Изменилось главное. Теперь, когда Карл исчез навсегда, все контролирует он, Трип, а не этот лузер-полицейский.
– Ну, может, я и видел край лестницы у живой изгороди, – без колебаний ответил Трип. – Но ничего больше.
Трип даже не вздрогнул, когда увидал мертвого немца, распростертого на подъездной дорожке. Открытые участки его тела сплошь покрывали желтовато-белые рубцы. Их было так много, что черты его лица расплылись до полной неузнаваемости, а кожа перестала походить на человеческую. Трип сразу понял тогда, что Карл больше не вернется в его жизнь, не будет душить его за шею, не будет тыкать его лицом в натертый воском линолеум, как нашкодившего щенка, когда ему случится поцарапать его ребром подошвы, оставив на свежей работе Карла черный след. При мысли о Карле больше не будут завязываться узлом его внутренности.
Со всем этим покончено, что бы там ни выкаблучивал этот долбаный коп, который корчит тут из себя суперсыщика.
Джейкоб Грэм смотрел из окна кабинета Шеймаса Фергюсона во двор. Агент ФБР встала там со скамейки и пошла по мощенной камнем дорожке в сторону гуманитарных факультетов. Грэм следил за ней до тех пор, пока она не скрылась за деревьями. Наверное, пошла искать преподавателей из его списка.
Грэм выскочил в коридор, подбежал к лифту, вставил свою карту доступа в электронный считыватель и несколько раз нетерпеливо потыкал кнопку «Вниз», хотя дисплей загорелся при первом же нажатии. Через минуту перед ним открылись двери большого грузового лифта. Вдоль боковых стенок громоздилось какое-то оборудование, прикрытое для сохранности одеялами.
На цокольном этаже лифт с лязгом остановился. Грэм снова вставил карту доступа в считыватель, активируя двери, и они медленно распахнулись. Едва Грэм шагнул в темный коридор, датчики движения среагировали и под потолком вспыхнул ряд люминесцентных ламп.
Дойдя до двери с табличкой «В‑6», Грэм вставил свою карту в прорезь и вошел в складское помещение, заставленное коробками с черными стрелками и надписями «Не переворачивать!» на боках.
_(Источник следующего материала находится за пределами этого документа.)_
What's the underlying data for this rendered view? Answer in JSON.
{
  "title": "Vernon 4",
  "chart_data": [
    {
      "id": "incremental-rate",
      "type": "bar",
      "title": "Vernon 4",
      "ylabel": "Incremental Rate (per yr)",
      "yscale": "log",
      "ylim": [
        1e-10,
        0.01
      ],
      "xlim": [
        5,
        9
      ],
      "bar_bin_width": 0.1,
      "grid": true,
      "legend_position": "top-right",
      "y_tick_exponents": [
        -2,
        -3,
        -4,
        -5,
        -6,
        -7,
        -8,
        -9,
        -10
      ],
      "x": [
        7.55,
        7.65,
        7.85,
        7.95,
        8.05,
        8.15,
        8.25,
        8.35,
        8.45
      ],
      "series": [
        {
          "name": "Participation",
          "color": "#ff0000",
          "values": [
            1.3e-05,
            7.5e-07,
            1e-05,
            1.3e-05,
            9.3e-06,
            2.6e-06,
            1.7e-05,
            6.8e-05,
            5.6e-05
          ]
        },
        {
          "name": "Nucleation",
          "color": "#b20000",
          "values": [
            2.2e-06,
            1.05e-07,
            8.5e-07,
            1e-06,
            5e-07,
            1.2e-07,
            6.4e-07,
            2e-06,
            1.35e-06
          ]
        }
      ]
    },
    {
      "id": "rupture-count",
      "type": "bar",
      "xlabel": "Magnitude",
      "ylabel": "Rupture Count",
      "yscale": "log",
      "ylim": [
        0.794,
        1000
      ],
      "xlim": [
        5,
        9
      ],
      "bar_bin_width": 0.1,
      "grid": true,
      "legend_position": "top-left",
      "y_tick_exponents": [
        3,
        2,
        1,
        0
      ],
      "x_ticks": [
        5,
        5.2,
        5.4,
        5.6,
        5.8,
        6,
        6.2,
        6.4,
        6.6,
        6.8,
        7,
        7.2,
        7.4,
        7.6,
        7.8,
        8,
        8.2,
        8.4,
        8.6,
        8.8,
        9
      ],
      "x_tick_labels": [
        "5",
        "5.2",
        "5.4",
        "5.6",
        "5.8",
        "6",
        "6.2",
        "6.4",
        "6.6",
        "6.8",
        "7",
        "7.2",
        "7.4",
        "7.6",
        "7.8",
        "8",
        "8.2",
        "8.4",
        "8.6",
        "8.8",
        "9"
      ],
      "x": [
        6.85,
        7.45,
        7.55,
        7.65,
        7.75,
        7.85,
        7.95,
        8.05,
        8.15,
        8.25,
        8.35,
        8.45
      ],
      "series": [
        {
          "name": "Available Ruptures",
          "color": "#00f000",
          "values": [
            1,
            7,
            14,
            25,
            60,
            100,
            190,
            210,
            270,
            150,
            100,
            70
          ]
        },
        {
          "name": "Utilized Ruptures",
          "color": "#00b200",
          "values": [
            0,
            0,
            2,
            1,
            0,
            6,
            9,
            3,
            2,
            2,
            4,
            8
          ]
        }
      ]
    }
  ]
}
Одну стену занимали металлические стеллажи с научными журналами и копиями статей. Помещение было подвальным, темным. Грэм зацепил плечом стопку картонных коробок с красной надписью «Осторожно! Хрупкое». В коробках забрякали пробирки. Грэм поправил коробки, чтобы они не шатались, и пошел в дальний угол на свет настольной лампы, который с каждым его шагом становился все ярче.
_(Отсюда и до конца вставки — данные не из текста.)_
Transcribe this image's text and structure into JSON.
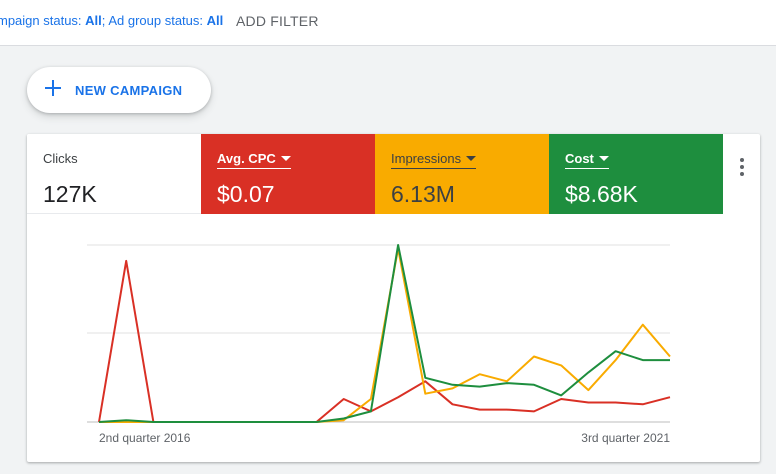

В углу склада был стол, за ним, сгорбившись, сидел крупный мужчина. Это был Шеймас Фергюсон. Он вычитывал гранки статьи о синтезе батрахотоксина и его сложных аналогов, соавтором которой был сам. Услышав за спиной шаги, профессор развернул стул и оказался лицом к лицу с лаборантом.
– Ну, она ушла?
– Да. Я проследил за тем, как она уходит. – Грэм промокнул вспотевшие ладони о брюки.
– Так, так, – тихо сказал Фергюсон, изучая своего ассистента. – Есть что-нибудь, что мне надо знать?
Грэм откашлялся:
– Она очень рассердилась, когда не застала вас.
Стул заскрипел под тушей профессора. Фергюсон провел указательным пальцем по своим щетинистым усам, задумчиво глядя на нервничающего ассистента.
– У нас будут с ней проблемы, Джейкоб?
Грэм сунул обе руки в карманы халата:
– Вряд ли.
– Ну, что ж, значит, все отлично. – В голосе Фергюсона звучал сарказм. – Или нет? Что ты ей сказал?
В подвале не было второго стула, и Грэм привалился к полке.
– Честно говоря, у нее ничего нет. Она шарит наудачу. Я сам с ней разберусь, если она еще придет. Доверьте это дело мне.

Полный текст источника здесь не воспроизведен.